Rated PG-13 for alcohol use throughout, sexual content, language and some drug references, 102 minutes
Brand muddles way through the mediocre, unnecessary "Arthur" remake
If you haven't had enough of British comedian Russell Brand from last week's dreadful animated flick "Hop," then you're bound to go see him in the muddled new remake of the Oscar-winning classic comedy "Arthur," with Dudley Moore forever remembered as the rich, lovable drunk. It's really just a thinly disguised vehicle to showcase Brand's hit-or-miss schtick to the big screen, and Helen Mirren fans should rejoice that she is by far the best thing about the tiresome comedy.
Brand is Arthur Bach, a rich playboy and heir to a fortune and a business empire currently run by his distant, cold mother Vivienne (Geraldine James). Arthur's mother and her many investors are troubled by his rowdy, substance-abuse induced behavior. Arthur's long-suffering nanny Hobson (Mirren) does her best to keep him in line, to no avail. In order to keep the business in the family and for Arthur to keep his fortune, he has been ordered to marry the business-savvy Susan (Jennifer Garner), who Arthur isn't attracted to, and further complicates matters when he falls for a common working girl named Naomi (Greta Gerwig).
"Arthur" is an unimaginative, needless remake that lacks the utter charm and playfulness of the original, not to mention Dudley Moore and John Gielguld, who won an Oscar for his role. Those are mighty big shoes to fill, and the unconventional Brand would seem an inspired choice for the remake, but whereas Moore was well-loved, Brand is still an emerging, somewhat untested talent who many find offensive. Granted, Brand has a few moments of wit and charm, but otherwise his schtick grows tiresome very quickly.

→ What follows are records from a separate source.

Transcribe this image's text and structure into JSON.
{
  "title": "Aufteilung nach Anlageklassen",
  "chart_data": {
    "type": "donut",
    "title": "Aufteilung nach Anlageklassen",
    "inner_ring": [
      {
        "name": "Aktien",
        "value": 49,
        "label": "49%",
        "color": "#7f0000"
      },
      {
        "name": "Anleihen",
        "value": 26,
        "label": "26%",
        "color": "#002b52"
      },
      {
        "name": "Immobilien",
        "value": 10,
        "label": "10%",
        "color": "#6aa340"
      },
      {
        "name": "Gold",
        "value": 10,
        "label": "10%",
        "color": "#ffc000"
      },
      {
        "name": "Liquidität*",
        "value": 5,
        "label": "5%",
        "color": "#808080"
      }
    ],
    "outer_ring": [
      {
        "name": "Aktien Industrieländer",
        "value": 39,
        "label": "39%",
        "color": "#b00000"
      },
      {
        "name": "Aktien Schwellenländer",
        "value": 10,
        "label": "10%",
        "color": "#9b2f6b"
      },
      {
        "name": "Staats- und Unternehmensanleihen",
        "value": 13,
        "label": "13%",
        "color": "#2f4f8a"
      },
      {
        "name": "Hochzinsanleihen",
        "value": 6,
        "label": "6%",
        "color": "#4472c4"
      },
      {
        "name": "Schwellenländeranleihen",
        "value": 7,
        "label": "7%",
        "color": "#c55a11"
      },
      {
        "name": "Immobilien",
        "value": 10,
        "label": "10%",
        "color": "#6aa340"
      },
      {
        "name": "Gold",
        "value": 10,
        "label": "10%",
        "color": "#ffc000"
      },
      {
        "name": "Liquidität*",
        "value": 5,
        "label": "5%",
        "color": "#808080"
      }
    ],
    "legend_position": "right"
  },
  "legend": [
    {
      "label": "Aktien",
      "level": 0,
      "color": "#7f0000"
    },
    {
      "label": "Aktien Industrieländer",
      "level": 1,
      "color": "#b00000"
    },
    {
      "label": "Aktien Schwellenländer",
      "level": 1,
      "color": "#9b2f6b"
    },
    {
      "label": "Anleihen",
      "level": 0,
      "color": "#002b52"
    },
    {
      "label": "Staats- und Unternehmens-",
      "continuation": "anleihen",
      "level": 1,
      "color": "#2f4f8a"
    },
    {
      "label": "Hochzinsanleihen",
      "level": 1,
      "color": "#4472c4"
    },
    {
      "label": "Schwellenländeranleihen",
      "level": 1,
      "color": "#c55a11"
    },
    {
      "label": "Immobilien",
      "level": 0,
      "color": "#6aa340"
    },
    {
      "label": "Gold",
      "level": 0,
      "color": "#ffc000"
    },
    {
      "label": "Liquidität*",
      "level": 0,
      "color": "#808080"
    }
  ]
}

Fortunately, "Arthur" has the brilliant, Oscar-winning actress in Mirren, who makes Hobson her own and nearly steals the show with her effortless one-liners. Though Gerwig makes for a humble working girl, Garner is miscast in a role that was originated by "L.A. Law's" Jill Eikenberry. Some of the updates to the original work well (Arthur sobering up through AA) while others don't at all (a badly executed love scene with Garner and Nick Nolte, you don't belong here) and by the time it delivers it's shabby, predictable ending, you won't care about the time you've invested with such unsympathetic characters.
"Arthur" could've also benefited from better direction than than newcomer Jason Winer, a TV director whose direction feel very episodic here. Above all, they should've known not to mess with an classic, and the original "Arthur," released exactly 30 years ago this year (my how time flies!), was playful, charming and loads of fun. The calculated, muddled remake isn't nearly as charming or fun. Skip this and rent the original instead.